Georg, war der einzige der die Nerven behielt.

„Öhm…Bill, was machsten du hier? Solltest du nich tot sein? Oder nein, lass mich raten du bist der Geist, der Vergangenen Weihnacht und ähm bist gekommen um uns heimzusuchen.“, sprudelte es wie ein Wasserfall aus dem Bassisten hervor.

„Nee, eigentlich bin ich kein Geist.“

„Oh mein gott.“, fiepte Georg. „ Es kann sprechen!“ Ehrfürchtig wich er einen Schritt zurück.

Bill seufzte.

Georg hatte doch wirklich einen Schaden.

Tom, war der nächste, der sich nach einigen schock Minuten endlich wieder zu Wort meldete.

„ Aber…aber…du bist tot.“, stammelte er völlig fertig. „Ja, ich freu mich auch dich zu sehn.“, meinte Bill darauf hin etwas ironisch.

„ Aber wie solln, das gehen? Du kannst nich einfach so wieder leben. Der Ast hat dich durchbohrt man.“, gab Gustav nun auch noch seinen Senf dazu.

„Man, ich bin aber nich tot. Und das is ganz einfach zu erklären. Der Ast hat mich nämlich nich durchbohrt.“, fing Bill an, doch wurde gleich wieder von Tom unterbrochen.

„Aber ich habs doch genau gesehn.“

Der Sänger seufzte abermals.

„Kann ich vielleicht mal ausreden?“

Tom nickte.

„Okay, also es hatte vielleicht den Anschein, das mich der Ast durchbohrt hatte, aber dem war nich so. Ich hatte nämlich an diesem Tag glücklicherweise meinen Songschreibblock unter meinem Shirt aufbewahrt, damit der in dem Wald nicht schmutzig wird. Und der hat den Ast abgeblockt. Mein Block is zwar jetzt hin, aber dafür lebe ich noch.

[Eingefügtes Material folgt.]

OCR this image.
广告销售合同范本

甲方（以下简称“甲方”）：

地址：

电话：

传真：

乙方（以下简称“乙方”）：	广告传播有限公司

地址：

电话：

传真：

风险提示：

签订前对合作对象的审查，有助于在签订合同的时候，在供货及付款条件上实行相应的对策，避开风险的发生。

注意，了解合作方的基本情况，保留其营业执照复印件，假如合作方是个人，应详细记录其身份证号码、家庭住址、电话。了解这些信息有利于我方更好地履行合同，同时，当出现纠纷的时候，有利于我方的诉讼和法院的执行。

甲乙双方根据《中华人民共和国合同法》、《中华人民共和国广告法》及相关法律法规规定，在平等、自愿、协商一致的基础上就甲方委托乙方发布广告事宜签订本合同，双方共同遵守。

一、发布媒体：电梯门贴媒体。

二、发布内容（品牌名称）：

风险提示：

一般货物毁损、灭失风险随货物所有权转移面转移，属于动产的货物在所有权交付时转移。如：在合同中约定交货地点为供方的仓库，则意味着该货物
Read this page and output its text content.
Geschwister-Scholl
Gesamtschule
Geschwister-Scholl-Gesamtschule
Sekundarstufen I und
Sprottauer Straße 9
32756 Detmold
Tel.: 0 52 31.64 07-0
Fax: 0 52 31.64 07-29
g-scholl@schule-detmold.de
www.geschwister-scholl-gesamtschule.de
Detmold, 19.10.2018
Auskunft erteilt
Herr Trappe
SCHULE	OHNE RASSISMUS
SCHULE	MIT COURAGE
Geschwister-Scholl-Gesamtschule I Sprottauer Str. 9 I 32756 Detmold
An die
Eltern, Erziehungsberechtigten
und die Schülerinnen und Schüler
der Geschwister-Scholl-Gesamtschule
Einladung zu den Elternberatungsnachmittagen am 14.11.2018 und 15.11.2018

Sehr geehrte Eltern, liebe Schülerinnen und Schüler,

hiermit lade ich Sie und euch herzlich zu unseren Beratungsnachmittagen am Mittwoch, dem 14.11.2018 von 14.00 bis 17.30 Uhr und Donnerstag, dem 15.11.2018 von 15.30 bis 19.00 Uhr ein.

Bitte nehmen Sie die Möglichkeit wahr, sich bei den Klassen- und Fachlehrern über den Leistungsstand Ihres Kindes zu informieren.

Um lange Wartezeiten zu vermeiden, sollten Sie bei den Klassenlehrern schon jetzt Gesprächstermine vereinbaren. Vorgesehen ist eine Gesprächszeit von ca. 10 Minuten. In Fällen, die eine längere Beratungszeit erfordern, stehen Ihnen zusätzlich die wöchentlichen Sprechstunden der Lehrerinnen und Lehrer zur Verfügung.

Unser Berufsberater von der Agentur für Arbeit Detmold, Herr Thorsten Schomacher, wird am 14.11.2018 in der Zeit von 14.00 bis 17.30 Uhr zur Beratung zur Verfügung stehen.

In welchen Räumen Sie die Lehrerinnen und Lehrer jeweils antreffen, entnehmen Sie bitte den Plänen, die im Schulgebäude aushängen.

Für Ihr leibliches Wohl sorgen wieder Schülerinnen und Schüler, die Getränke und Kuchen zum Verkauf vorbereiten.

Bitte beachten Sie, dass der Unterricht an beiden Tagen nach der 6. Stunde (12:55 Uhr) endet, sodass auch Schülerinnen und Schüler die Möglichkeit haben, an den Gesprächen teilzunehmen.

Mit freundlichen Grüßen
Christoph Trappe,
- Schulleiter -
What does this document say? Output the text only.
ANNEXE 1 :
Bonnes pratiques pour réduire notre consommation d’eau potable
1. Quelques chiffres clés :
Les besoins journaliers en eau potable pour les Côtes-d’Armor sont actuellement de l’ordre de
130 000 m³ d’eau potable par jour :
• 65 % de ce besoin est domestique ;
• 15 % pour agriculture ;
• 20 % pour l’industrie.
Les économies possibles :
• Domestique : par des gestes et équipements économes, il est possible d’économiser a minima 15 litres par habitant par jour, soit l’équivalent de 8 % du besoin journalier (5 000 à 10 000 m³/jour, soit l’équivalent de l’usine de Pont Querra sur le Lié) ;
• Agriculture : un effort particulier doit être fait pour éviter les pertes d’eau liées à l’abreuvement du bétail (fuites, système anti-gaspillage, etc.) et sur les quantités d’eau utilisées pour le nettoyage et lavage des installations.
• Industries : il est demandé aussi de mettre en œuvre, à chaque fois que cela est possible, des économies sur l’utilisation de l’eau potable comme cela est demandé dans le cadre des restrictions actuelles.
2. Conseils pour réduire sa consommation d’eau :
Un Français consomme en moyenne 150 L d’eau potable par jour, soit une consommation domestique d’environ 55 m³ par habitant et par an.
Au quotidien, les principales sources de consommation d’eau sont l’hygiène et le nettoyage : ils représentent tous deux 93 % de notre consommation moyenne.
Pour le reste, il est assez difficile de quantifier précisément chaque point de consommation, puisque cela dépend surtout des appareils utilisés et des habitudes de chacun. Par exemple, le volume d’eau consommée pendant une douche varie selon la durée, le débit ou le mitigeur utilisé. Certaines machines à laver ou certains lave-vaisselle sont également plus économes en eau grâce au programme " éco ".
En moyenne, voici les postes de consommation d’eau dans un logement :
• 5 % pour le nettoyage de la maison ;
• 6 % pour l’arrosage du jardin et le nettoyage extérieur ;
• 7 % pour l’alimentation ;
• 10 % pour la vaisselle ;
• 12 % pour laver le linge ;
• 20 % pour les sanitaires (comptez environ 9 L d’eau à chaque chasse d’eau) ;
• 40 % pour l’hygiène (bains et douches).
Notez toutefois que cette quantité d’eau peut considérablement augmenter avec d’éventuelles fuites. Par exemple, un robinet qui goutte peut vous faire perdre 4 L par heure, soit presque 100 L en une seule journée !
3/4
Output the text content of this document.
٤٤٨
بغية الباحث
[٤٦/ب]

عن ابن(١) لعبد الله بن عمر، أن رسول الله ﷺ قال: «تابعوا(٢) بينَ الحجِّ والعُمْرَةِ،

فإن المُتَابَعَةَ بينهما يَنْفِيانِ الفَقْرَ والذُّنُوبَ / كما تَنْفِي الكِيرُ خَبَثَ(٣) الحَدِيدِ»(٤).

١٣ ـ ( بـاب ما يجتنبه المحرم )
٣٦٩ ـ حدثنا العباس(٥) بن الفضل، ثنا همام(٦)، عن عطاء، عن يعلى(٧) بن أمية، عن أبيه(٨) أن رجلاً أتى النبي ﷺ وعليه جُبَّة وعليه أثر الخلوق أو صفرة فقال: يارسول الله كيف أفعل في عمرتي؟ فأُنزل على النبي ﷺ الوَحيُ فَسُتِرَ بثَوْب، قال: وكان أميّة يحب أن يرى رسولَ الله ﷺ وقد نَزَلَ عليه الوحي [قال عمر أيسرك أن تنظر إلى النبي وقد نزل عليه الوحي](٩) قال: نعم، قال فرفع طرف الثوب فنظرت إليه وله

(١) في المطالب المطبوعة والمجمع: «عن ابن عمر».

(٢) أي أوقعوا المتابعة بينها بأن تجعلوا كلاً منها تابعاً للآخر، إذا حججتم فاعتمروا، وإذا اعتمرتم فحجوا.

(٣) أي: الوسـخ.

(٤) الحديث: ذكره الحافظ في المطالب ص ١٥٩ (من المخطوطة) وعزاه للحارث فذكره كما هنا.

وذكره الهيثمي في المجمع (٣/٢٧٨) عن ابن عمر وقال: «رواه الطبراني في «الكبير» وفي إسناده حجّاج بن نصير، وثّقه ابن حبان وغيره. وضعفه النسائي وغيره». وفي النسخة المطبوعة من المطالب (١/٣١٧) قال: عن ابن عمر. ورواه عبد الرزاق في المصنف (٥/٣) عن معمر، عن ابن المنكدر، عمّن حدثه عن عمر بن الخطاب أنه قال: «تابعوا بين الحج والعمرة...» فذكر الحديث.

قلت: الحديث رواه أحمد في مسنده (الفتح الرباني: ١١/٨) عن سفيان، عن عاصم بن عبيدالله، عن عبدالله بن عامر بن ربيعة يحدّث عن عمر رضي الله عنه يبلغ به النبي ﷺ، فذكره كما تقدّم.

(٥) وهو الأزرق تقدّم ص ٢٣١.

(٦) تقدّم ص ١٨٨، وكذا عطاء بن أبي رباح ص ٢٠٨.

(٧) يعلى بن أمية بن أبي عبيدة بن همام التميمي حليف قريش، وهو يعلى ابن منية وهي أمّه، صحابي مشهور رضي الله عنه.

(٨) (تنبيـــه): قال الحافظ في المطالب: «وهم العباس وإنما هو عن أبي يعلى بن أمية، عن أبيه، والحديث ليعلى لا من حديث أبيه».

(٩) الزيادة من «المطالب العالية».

Ist das nicht toll?“ Bill sah seine Bandkollegen freudig an.

„Und warum hast du uns dann die ganze Zeit über im Glauben gelassen, du seist tot?“, hakte Georg nach, dem das irgendwie unverständlich war.

„ Na ja, der Ruhm und so war mir halt einfach zu viel. Ich hab halt ne Pause gebraucht. Sorry.“, sagte Bill zerknirscht.

„Boah nee, ey Alter und deswegen haben sich Tokio Hotel getrennt.“, schimpfte Gustav wie ein Rohspatz und schmiss seine Kappe wütend auf den Boden.

Die vier verbrachten noch den Rest des Tages zusammen und hatten eine menge Spaß. Zu viel verlorene Zeit mussten sie aufholen. Doch am Ende des Abends mussten sie feststellen, das die Zeit alles verändert hatte. Es war zu viel passiert. Sie hatten sich einfach auseinander gelebt.

Es war einfach nicht mehr wie früher und sie wussten, dass es auch nie wieder so werden würde, wie es einmal gewesen war.

So gingen die Vier dann jeder seinen eigenen Weg, aber sie wussten sie würden immer Freunde bleiben. Denn sie verband etwas ganz Besonderes. Nämlich die Erinnerung an Tokio Hotel.